Traders are bracing for a long downturn, particularly as they depend to a large degree on overseas visitors, who are not expected to return this year in any large numbers.
"The high street has had help. We have nothing and believe we are entitled to some sort of a grant, we're not asking for £10,000," Ms McLaverty said.
"We still had expenses and were waiting nine weeks on money coming through, but that is personal money to put food on the table and has nothing to do with business."
Ms McLaverty, who runs a stall selling jewellery and ladies' accessories, said she helps represent 200 traders in St George's but said many other sole traders are affected and had received little help.
A discretionary fund to help businesses excluded from grant support should be established to help some companies and sole traders navigate the financial difficulties caused by the pandemic, Alliance MLA Andrew Muir has said. The North Down MLA added: "Earlier this month the UK Government established a discretionary fund in England to accommodate certain small businesses previously outside the scope of the business grant funds schemes.
"The Scottish Government has also established a self-employed hardship fund for those unable to access the UK-wide self-employment income support scheme.
"I would urge the Department for the Economy to consider establishing similar schemes in Northern Ireland to help businesses who are otherwise being left high and dry."
Sean McCann, who has run his Sizzle & Roll stand in St George's Market for around 15 years, said that stall owners pay a substantial amount of money to Belfast City Council to operate their businesses.
While Mr McCann said he is in a financially sound position because of the length of time he has been in business, younger traders working stalls for maybe two or three years may face difficulties.
"Self-employed income support is quite complicated and some may not be eligible and not entitled to anything," Mr McCann explained, adding that for others their most recent income is not taken into account and it is based on net earnings, not gross.
"I was talking to one younger person who has three children and over three months will receive £2,100."
Mr McCann is not optimistic that any more grants will be made available but believes some arrangement could be made between the traders, Belfast City Council and the Executive over the payment of stall fees.
The Department for the Economy said it is not possible for every business needing financial aid.
It said: "There is a limit to the funding available for the economic support schemes and it is recognised this will not be able to support all those calling for assistance.

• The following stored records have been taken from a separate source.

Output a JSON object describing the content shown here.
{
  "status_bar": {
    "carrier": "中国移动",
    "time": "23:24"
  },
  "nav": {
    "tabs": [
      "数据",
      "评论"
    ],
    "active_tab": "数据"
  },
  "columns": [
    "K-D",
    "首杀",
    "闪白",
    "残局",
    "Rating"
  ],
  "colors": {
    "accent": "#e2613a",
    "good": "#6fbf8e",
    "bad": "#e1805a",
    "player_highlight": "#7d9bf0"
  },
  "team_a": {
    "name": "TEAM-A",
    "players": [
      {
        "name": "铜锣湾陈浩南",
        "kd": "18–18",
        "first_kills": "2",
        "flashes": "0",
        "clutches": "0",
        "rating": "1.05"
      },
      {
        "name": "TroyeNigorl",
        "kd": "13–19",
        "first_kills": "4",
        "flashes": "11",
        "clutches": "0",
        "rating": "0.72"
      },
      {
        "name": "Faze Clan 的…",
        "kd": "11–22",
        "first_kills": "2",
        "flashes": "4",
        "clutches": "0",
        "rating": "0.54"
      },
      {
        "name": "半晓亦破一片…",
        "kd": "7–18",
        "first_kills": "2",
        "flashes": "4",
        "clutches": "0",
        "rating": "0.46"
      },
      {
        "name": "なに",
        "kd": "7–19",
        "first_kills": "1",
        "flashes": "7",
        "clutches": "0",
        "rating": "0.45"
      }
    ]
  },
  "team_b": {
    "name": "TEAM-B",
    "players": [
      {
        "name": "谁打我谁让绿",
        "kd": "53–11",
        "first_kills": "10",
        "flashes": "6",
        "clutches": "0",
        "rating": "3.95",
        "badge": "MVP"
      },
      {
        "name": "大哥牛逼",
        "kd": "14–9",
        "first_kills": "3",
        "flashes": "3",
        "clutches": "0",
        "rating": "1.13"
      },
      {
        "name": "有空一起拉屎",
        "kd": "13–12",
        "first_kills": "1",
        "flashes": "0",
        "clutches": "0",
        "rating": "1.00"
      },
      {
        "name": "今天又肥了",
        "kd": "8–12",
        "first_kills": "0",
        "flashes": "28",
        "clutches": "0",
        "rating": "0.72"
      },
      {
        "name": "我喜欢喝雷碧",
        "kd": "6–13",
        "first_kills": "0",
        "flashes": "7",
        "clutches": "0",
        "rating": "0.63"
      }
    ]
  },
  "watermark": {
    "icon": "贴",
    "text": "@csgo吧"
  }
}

"We will continue to monitor the situation and consider where any additional funding available could best be utilised.
"Self-employed sole traders with employees may be eligible for the NI Micro-business Hardship Fund, although we appreciate that the majority of St George's market traders may not fall into this category."
Economy Minister Diane Dodds told her Stormont scrutiny committee last week that cash is not available to support all businesses.
"If we were to take all of the business in Northern Ireland who are not eligible for the hardship fund and provide £10k to those businesses, that would cost another £890m," Ms Dodds had said. "If we were to provide £10k to registered businesses with 0 or 1 employees, we would be looking for another £350m."